Aussenpolitischer Ausblick Der Europa-Knorz bleibt

Von Gil Bieler

29.12.2021

Unüberbrückbare Differenzen: Bundespräsident Guy Parmelin und EU-Kommissionspräsidentin Ursula von der Leyen bei ihrem Treffen im April in Brüssel.
Unüberbrückbare Differenzen: Bundespräsident Guy Parmelin und EU-Kommissionspräsidentin Ursula von der Leyen bei ihrem Treffen im April in Brüssel.
Bild: Keystone/EPA

Kann die Schweiz 2022 endlich eine Lösung im Streit mit der EU erzielen? Der Zeitpunkt sei günstig, finden die einen in Bundesbern – kein Grund zur Hetze, sagen die anderen. Sicher ist nur: Der Weg wird steinig. 

Von Gil Bieler

Man braucht nicht zweimal zu fragen, wo in den nächsten Jahren die aussenpolitischen Prioritäten der Schweiz liegen müssen – und auch nicht, wer jetzt am Zug ist: «Der Bundesrat muss einen Weg aufzeigen, wie wir im Europa-Dossier weiterkommen», formuliert Nationalrätin Elisabeth Schneider-Schneiter (Mitte/BL) die Erwartungshaltung unter den Aussenpolitiker*innen in Bern. «Ansonsten erodiert der bilaterale Weg.»

Das Verhältnis zu Brüssel ist der grosse aussenpolitische Knorz dieser Legislatur. Und seit dem 26. Mai 2021 ist völlig offen, wie es weitergeht. An jenem Tag hat der Bundesrat die Verhandlungen über ein institutionelles Rahmenabkommen unvermittelt abgebrochen. Ein Schritt, der sowohl im Inland wie auch in Brüssel Irritation ausgelöst hat. Die EU spricht gar von einer «Vertrauenskrise».

«An der Problemstellung hat sich nichts verändert.»

Fabian Molina, SP-ZH, spricht an der Herbstsession der Eidgenoessischen Raete, am Dienstag, 14. September 2021 im Nationalrat in Bern. (KEYSTONE/Alessandro della Valle)

Fabian Molina

Nationalrat (SP/ZH)

Ein halbes Jahr ist vergangen. Mittlerweile gibt es zwar wieder Gespräche auf höchster Ebene, aber nichts Handfestes. «An der Problemstellung hat sich nichts verändert», stellt SP-Nationalrat Fabian Molina fest. «Wir müssen die künftigen Beziehungen zwischen der Schweiz und der EU definieren. Finden wir keine Antworten auf diese Grundsatzfragen, verlieren wir unseren Zugang zum EU-Binnenmarkt.»

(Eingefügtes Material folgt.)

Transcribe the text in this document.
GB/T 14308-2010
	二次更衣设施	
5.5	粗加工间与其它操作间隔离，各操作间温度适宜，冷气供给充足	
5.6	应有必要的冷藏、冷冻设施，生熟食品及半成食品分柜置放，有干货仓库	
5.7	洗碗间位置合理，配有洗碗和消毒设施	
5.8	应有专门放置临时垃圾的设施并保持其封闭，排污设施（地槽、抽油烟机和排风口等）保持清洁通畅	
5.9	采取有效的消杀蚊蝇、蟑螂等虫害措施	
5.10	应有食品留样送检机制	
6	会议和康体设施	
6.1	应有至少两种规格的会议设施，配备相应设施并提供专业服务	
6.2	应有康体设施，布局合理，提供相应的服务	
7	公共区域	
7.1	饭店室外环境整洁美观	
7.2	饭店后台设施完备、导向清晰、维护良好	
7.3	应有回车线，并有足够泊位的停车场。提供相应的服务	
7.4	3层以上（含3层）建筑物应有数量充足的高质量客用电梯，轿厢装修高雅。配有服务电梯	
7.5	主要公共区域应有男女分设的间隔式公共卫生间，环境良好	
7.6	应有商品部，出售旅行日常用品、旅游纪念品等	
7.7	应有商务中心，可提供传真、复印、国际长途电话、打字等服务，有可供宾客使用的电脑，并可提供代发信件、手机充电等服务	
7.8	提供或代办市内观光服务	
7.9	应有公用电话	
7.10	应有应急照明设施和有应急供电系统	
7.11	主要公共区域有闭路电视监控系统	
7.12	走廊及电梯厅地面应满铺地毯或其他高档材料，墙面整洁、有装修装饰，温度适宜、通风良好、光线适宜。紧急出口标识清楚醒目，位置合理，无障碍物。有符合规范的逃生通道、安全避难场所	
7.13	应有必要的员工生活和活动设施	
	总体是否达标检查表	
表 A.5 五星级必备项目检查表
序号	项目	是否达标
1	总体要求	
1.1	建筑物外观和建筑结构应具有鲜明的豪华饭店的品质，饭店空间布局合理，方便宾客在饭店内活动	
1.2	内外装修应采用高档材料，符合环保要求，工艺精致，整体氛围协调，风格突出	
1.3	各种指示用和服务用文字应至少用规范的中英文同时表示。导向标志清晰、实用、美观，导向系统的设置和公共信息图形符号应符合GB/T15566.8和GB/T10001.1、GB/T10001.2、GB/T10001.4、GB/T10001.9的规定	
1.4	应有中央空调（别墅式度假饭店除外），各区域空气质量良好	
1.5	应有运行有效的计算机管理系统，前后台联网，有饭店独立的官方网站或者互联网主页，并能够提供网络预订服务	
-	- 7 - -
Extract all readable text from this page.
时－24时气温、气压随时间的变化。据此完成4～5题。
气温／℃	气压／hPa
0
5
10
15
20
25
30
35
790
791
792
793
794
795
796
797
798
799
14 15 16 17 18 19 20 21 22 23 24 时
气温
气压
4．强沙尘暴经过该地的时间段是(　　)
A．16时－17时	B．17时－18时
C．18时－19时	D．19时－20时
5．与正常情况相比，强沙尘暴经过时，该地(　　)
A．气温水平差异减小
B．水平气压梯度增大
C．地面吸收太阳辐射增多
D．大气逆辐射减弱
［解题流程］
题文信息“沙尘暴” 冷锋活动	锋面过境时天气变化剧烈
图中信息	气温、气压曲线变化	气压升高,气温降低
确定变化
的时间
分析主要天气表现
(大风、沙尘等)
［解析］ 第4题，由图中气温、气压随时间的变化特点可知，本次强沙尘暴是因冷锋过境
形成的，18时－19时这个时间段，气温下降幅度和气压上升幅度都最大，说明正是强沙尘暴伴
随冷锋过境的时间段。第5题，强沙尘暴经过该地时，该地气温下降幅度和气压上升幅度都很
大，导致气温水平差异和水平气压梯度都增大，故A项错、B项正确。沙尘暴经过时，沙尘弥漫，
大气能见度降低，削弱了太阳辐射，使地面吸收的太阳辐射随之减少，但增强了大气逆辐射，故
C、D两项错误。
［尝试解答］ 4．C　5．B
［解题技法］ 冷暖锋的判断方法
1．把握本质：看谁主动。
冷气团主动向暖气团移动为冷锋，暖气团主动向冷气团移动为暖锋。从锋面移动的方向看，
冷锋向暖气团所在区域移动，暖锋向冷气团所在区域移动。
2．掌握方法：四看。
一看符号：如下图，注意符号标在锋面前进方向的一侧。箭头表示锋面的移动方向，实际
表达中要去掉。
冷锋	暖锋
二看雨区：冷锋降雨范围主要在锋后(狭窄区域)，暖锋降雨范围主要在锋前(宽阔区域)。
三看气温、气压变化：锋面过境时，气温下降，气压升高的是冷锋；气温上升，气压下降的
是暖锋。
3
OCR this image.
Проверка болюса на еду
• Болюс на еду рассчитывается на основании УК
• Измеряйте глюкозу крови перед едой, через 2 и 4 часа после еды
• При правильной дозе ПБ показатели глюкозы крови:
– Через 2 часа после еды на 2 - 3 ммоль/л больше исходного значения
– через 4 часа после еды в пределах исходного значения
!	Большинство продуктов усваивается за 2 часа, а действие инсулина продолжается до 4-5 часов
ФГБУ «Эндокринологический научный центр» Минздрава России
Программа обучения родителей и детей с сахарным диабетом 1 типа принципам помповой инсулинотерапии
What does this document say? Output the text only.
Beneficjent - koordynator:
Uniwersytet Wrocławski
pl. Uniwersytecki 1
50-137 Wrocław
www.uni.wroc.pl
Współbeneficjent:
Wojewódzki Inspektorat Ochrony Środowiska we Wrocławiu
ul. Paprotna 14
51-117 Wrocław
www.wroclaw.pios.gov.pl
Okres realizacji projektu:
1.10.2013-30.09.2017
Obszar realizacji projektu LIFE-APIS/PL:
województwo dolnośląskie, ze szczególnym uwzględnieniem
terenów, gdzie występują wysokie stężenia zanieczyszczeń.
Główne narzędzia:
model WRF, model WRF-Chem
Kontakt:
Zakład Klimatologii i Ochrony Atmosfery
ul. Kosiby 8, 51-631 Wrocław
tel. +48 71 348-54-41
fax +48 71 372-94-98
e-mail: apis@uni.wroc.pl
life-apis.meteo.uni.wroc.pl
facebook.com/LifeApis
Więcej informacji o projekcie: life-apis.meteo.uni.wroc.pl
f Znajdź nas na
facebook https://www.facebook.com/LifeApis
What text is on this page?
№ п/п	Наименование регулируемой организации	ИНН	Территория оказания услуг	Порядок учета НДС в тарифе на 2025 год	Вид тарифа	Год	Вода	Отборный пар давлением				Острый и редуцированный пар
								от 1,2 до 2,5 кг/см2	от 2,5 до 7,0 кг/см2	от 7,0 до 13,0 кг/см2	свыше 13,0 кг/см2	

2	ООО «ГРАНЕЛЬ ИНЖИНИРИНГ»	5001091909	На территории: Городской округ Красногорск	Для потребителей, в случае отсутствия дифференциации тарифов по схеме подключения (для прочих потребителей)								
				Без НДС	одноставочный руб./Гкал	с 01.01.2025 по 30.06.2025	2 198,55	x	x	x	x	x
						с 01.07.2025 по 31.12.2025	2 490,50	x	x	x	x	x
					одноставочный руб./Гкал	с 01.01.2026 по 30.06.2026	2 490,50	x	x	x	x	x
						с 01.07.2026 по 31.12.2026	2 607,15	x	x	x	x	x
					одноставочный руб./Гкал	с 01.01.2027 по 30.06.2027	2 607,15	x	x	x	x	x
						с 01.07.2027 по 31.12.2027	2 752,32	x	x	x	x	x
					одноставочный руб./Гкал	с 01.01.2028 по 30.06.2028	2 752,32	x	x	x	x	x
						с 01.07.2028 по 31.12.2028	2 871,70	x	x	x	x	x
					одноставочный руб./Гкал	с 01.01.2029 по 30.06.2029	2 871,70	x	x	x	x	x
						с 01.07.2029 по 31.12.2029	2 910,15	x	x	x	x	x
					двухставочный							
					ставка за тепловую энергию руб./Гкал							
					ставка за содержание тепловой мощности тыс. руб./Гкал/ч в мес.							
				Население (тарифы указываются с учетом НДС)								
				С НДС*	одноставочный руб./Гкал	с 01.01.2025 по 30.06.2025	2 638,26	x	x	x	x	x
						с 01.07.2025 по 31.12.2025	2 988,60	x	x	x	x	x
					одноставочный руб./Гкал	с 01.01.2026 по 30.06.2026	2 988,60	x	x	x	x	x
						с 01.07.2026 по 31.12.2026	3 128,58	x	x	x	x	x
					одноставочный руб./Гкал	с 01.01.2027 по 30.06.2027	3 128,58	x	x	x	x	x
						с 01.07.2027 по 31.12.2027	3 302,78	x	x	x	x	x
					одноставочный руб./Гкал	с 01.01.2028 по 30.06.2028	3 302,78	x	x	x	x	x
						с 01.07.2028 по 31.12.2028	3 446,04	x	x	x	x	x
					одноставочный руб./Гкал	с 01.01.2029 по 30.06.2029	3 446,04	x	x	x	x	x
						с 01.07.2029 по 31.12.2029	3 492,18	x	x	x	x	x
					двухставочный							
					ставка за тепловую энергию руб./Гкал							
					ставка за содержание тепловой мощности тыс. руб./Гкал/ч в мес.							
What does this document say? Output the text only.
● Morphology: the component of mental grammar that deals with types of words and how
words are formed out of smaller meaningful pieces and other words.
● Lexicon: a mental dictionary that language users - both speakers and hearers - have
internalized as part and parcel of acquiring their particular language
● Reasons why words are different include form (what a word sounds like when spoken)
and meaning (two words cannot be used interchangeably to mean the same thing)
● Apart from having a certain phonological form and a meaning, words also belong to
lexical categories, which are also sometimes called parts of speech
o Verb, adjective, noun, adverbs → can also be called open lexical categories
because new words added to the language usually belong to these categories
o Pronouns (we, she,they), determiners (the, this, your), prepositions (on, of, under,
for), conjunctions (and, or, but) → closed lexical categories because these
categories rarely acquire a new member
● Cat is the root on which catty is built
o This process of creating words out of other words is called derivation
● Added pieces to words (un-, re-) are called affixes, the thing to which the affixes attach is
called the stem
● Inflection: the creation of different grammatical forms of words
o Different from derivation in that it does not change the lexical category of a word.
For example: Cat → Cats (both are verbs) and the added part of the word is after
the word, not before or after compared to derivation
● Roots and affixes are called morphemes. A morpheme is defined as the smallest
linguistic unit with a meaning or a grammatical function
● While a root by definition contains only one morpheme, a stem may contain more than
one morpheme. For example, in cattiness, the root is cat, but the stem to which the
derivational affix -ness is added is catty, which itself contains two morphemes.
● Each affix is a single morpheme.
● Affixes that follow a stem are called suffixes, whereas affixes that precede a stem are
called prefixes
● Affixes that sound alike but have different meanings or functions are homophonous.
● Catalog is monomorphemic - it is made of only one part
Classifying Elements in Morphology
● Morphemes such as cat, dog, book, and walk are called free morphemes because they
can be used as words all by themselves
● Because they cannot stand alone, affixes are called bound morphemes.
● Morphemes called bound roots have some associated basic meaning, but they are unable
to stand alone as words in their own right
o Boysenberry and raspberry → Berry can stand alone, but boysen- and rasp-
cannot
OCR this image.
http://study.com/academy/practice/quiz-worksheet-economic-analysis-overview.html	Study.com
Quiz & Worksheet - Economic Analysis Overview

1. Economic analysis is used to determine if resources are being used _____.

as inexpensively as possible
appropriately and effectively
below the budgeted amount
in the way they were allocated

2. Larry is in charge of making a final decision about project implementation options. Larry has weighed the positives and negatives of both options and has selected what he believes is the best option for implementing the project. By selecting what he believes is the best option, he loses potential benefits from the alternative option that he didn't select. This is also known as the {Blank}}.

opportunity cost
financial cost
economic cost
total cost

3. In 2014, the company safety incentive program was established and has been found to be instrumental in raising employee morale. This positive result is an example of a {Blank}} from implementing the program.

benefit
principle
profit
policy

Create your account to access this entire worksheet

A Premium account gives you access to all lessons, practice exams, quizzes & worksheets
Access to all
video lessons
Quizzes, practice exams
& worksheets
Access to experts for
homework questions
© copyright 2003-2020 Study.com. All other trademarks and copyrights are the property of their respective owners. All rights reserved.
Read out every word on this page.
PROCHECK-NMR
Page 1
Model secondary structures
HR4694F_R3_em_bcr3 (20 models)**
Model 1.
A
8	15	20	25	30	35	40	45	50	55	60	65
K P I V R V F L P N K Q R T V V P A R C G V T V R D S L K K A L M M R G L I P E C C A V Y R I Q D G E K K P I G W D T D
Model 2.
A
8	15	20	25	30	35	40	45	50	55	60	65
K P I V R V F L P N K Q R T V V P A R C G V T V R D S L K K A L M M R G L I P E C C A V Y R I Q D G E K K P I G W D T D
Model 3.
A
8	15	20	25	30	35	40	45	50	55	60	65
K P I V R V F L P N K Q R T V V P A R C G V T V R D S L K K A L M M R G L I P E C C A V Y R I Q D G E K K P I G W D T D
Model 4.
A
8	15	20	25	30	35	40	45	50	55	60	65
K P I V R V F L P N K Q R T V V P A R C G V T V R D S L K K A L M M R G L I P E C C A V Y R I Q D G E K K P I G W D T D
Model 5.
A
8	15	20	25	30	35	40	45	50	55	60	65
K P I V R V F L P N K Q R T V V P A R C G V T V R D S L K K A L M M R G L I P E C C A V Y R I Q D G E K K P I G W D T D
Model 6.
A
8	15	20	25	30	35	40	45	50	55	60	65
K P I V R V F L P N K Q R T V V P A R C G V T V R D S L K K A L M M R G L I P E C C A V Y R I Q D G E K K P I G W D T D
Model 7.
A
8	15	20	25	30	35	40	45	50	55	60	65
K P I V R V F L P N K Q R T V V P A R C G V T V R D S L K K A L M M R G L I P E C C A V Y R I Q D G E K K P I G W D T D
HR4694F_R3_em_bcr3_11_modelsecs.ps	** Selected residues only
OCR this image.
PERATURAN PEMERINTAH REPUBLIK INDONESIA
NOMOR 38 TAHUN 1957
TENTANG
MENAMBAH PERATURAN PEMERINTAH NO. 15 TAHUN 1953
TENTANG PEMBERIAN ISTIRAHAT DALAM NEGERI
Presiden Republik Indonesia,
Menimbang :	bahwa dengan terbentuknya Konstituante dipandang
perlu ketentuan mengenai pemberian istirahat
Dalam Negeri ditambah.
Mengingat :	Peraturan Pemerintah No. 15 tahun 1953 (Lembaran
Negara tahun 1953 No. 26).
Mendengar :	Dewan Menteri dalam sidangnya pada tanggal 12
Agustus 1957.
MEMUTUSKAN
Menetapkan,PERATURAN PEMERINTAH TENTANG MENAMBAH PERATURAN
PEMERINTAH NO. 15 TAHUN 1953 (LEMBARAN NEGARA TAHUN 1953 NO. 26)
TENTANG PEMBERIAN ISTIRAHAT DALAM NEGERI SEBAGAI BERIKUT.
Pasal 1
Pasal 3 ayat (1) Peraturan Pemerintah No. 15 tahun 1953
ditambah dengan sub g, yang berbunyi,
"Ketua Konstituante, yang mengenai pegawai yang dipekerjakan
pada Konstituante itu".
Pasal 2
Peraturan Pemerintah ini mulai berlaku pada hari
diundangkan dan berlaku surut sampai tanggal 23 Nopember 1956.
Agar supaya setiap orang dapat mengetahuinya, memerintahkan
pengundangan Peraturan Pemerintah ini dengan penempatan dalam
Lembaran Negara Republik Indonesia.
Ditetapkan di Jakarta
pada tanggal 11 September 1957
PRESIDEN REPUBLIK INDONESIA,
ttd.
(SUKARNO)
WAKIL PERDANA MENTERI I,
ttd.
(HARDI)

Das Milliarden-Franken-Zeichen

Dass guter Rat teuer ist, zeigte sich in der Herbstsession. Aussenminister Ignazio Cassis appellierte an die Parlamentarier*innen: Die Schweiz müsse sich als verlässliche Partnerin erweisen und die zugesagte Kohäsionsmilliarde freigeben. Ein 1,3 Milliarden Franken teures Zeichen des guten Willens. Nach kontroversen Diskussionen erteilten sowohl National- als auch Ständerat grünes Licht.

Halbzeit in Bern

National- und Ständerat haben die Hälfte der Legislatur 2019–2023 durch. Was ist erreicht worden, was noch nicht? In einer Artikelserie zieht blue News Zwischenbilanz. Dieser Text erschien zum ersten Mal am 18. Dezember 2021.

Der ersehnte Durchbruch? Nein. Brüssel war das kaum ein Wort der Anerkennung wert. Denn mehr als Geld will die EU von der Schweiz Klarheit, wie es in den grossen Streitfragen weitergeht: der Übernahme von EU-Recht und der Schlichtung in Streitfällen. Also genau jenen Knackpunkten, die ein Rahmenabkommen hätte regeln sollen.

Darauf pochte EU-Vizekommissar Maros Sefcovic nach seinem ersten Amtstreffen mit Ignazio Cassis im November. Auch über regelmässige Kohäsionsbeiträge müsse man reden, so der Slowake.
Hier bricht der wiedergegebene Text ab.